Pamięci getta wileńskiego

Także Wilno obchodzi w tym roku 80-lecie likwidacji getta. Pamięci mieszkańców dawnej „litewskiej Jerozolimy” poświęciła swój występ w FN trójka wileńskich artystów.

Najlepiej znany jest nam oczywiście pianista – Lukas Geniušas, laureat II nagrody na Konkursie Chopinowskim 2010 r. (urodzony co prawda w Moskwie jako pół-Rosjanin, jednak teraz mieszka w ojczyźnie swojego ojca, również pianisty). Ale i pozostali członkowie tego tria to znakomici muzycy. Skrzypaczka Dalia Dedinskaite jest cenioną solistką, była też przez parę lat koncertmistrzynią Litewskiej Narodowej Orkiestry Symfonicznej. Wiolonczelista Gleb Pyšniak też występuje jako solista; podobnie jak skrzypaczka studiował również w Wiedniu.

Program koncertu składał się w większości z dzieł mniej znanych, uwzględniających muzykę litewską i ukazujących różne zestawy instrumentów. Na skrzypce z fortepianem jest Melodia hebrajska Josepha Achrona (1886-1943), urodzonego w Loździejach (obecnie Lazdijai, blisko polskiej granicy), który był orędownikiem muzyki żydowskiej; ten utwór to jeden z większych jego przebojów. Równie rzewne melodie pojawiają się w Pieśni i tańcu Anatolijusa Šenderovasa (1945-2019) na całe trio, choć stylistyka jest bardziej współczesna, np. gra na strunach fortepianu. Pianista miał swoje skromne i urocze solo w dwóch utworkach również urodzonego na Litwie (i o korzeniach żydowskich) Leopolda Godowskiego – zwykle kojarzy się go z wirtuozerią, ale wykonane tu dwa fragmenty z cyklu Triakontameron Nocny Tanger i Stary Wiedeń – to po prostu wdzięczne i nostalgiczne muzyczne pocztówki z tytułowych miejsc, bez epatowania czymkolwiek. W pierwszej części koncertu zmieściła się jeszcze Sonata na wiolonczelę i fortepian Faustasa Latenasa (1956-2020), kompozytora przede wszystkim muzyki teatralnej i filmowej; to właściwie utwór trochę popowy.

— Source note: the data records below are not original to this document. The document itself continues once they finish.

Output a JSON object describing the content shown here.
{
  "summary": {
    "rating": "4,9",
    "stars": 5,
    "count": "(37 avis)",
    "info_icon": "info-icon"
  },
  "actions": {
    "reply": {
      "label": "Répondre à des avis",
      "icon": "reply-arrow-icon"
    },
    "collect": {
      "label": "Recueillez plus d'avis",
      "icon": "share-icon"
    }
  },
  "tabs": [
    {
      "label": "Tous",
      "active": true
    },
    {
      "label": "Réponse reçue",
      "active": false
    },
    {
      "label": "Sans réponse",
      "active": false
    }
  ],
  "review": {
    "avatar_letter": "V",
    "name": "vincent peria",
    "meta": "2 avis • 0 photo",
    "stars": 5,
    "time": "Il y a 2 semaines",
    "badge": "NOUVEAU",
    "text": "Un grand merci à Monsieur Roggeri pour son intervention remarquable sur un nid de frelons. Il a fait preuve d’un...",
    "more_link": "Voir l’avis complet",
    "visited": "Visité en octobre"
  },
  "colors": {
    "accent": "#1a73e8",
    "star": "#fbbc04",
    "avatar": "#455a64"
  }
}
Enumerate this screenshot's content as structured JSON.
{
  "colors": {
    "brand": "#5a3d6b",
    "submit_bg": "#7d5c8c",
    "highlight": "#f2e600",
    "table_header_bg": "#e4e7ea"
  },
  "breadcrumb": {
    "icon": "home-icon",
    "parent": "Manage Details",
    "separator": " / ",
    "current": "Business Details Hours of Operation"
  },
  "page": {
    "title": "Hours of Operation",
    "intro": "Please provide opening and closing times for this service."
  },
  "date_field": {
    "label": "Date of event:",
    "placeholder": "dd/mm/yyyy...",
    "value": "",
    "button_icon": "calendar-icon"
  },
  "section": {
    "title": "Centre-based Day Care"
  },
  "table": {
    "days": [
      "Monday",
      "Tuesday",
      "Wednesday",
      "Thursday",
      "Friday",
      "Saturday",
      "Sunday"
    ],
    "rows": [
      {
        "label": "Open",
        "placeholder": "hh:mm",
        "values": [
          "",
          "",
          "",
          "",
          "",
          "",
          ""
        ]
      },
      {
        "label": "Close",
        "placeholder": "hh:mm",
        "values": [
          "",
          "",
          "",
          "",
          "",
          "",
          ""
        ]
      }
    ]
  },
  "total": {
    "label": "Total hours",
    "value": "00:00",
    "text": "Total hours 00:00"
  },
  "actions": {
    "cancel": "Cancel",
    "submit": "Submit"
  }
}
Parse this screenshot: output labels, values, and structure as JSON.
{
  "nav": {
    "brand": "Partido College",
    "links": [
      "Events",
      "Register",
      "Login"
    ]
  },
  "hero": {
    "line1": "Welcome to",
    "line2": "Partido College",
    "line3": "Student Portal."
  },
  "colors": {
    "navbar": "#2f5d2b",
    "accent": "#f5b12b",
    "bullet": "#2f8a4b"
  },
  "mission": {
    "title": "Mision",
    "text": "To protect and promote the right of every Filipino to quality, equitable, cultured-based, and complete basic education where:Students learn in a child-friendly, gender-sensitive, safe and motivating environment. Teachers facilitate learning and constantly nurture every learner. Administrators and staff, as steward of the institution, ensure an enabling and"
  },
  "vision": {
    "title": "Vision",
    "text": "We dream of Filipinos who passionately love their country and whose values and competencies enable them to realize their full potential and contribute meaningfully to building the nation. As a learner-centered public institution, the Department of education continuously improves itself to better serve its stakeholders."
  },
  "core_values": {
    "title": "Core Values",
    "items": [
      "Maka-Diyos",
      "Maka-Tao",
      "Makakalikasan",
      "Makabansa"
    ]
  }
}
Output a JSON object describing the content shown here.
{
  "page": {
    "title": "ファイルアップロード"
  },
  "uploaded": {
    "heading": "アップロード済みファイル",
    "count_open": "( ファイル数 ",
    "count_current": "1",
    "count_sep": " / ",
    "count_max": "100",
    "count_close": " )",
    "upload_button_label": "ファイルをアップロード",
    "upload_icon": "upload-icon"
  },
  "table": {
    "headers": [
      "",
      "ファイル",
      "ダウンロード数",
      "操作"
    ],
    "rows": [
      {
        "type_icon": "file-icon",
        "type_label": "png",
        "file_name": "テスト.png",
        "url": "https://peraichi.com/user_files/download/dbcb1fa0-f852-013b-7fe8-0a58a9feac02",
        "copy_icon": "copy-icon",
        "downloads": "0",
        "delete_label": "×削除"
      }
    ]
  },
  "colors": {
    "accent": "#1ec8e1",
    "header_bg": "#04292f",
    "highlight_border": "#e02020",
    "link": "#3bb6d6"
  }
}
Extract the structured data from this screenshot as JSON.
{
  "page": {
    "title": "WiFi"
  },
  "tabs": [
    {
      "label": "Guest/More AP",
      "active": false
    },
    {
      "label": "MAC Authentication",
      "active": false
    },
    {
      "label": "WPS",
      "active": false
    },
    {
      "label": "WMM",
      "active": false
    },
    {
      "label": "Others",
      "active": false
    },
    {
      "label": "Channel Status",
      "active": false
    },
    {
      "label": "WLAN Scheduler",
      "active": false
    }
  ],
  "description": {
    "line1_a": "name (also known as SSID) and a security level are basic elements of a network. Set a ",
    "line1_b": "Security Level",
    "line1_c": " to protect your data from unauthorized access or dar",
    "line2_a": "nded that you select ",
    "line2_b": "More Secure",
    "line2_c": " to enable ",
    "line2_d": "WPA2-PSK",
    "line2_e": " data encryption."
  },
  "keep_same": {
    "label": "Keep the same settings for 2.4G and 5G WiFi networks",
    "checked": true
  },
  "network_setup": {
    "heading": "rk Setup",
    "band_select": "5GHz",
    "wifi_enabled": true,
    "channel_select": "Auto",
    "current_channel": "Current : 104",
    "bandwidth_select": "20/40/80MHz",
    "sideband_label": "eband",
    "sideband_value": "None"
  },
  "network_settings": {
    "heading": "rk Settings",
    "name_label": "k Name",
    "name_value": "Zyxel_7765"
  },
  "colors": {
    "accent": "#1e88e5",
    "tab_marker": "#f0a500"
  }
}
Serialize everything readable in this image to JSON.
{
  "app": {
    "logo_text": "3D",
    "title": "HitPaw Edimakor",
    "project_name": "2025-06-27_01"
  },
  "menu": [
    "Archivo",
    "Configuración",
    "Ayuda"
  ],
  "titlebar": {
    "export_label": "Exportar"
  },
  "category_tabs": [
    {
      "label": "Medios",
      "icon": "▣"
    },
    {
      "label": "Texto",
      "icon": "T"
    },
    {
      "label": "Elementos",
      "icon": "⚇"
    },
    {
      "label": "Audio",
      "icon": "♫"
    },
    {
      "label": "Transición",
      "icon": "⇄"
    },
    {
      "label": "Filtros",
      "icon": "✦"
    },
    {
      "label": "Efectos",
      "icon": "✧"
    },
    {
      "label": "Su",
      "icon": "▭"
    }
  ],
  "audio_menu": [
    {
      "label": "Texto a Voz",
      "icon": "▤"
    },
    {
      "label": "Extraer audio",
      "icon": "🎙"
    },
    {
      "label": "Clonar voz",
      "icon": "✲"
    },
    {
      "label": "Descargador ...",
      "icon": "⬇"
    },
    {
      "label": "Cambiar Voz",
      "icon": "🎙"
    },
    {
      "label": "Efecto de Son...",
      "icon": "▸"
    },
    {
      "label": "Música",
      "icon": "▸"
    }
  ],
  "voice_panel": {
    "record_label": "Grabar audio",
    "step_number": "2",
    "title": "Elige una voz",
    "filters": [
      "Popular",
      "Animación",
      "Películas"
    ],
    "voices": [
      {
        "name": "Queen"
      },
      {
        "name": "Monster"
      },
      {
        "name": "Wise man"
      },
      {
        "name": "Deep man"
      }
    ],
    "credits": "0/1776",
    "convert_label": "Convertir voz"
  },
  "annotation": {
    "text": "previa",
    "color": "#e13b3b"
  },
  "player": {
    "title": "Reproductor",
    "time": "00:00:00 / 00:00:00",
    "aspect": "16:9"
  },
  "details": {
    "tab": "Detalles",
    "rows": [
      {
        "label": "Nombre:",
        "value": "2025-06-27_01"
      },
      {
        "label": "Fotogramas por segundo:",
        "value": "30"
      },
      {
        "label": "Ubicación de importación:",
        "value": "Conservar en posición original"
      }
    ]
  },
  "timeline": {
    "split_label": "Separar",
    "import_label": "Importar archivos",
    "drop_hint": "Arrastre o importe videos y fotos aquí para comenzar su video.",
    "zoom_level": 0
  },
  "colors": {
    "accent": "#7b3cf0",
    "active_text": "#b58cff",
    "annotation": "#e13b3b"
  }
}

Lekkość utworów z pierwszej części całkowicie przeważyła zawartość drugiej. Tu mała dygresja: spotkałam ostatnio dawnego kolegę, melomana, o którym wiedziałam, że uwielbia Szostakowicza. Spytałam, czy zna Wajnberga; powiedział, że jakoś nie chciało mu się go słuchać, bo zawsze mu się wydawało, że to taki Szostakowicz, tylko inaczej; że wtórny. Postarałam się wyprowadzić go z błędu, więc spytał: OK, to jaki utwór polecasz na początek? Poradziłam mu właśnie Trio fortepianowe op. 24, zwłaszcza w nagraniu z udziałem Kremera, ale może też być naszego Weinberg Piano Trio. Zazwyczaj kiedy słyszę ten utwór, zwłaszcza w dobrym wykonaniu, doznaję szoku. I tym razem tak było; inni musieli czuć się podobnie, bo cisza była jak makiem zasiał (między częściami nikt nawet nie chrząknął), a po wykonaniu, bardzo dobrym zresztą, był nawet stojak. Wajnberg akurat nie miał nic wspólnego z Wilnem, ale utwór bardzo pasował do tematu – są tam dwa momenty, w których pojawiają się tematy quasi-klezmerskie, ale o tragicznym zabarwieniu (tu zaczyna się w skrzypcach w 0:31, a tu w 4:06). Intensywność tej muzyki naprawdę poraża.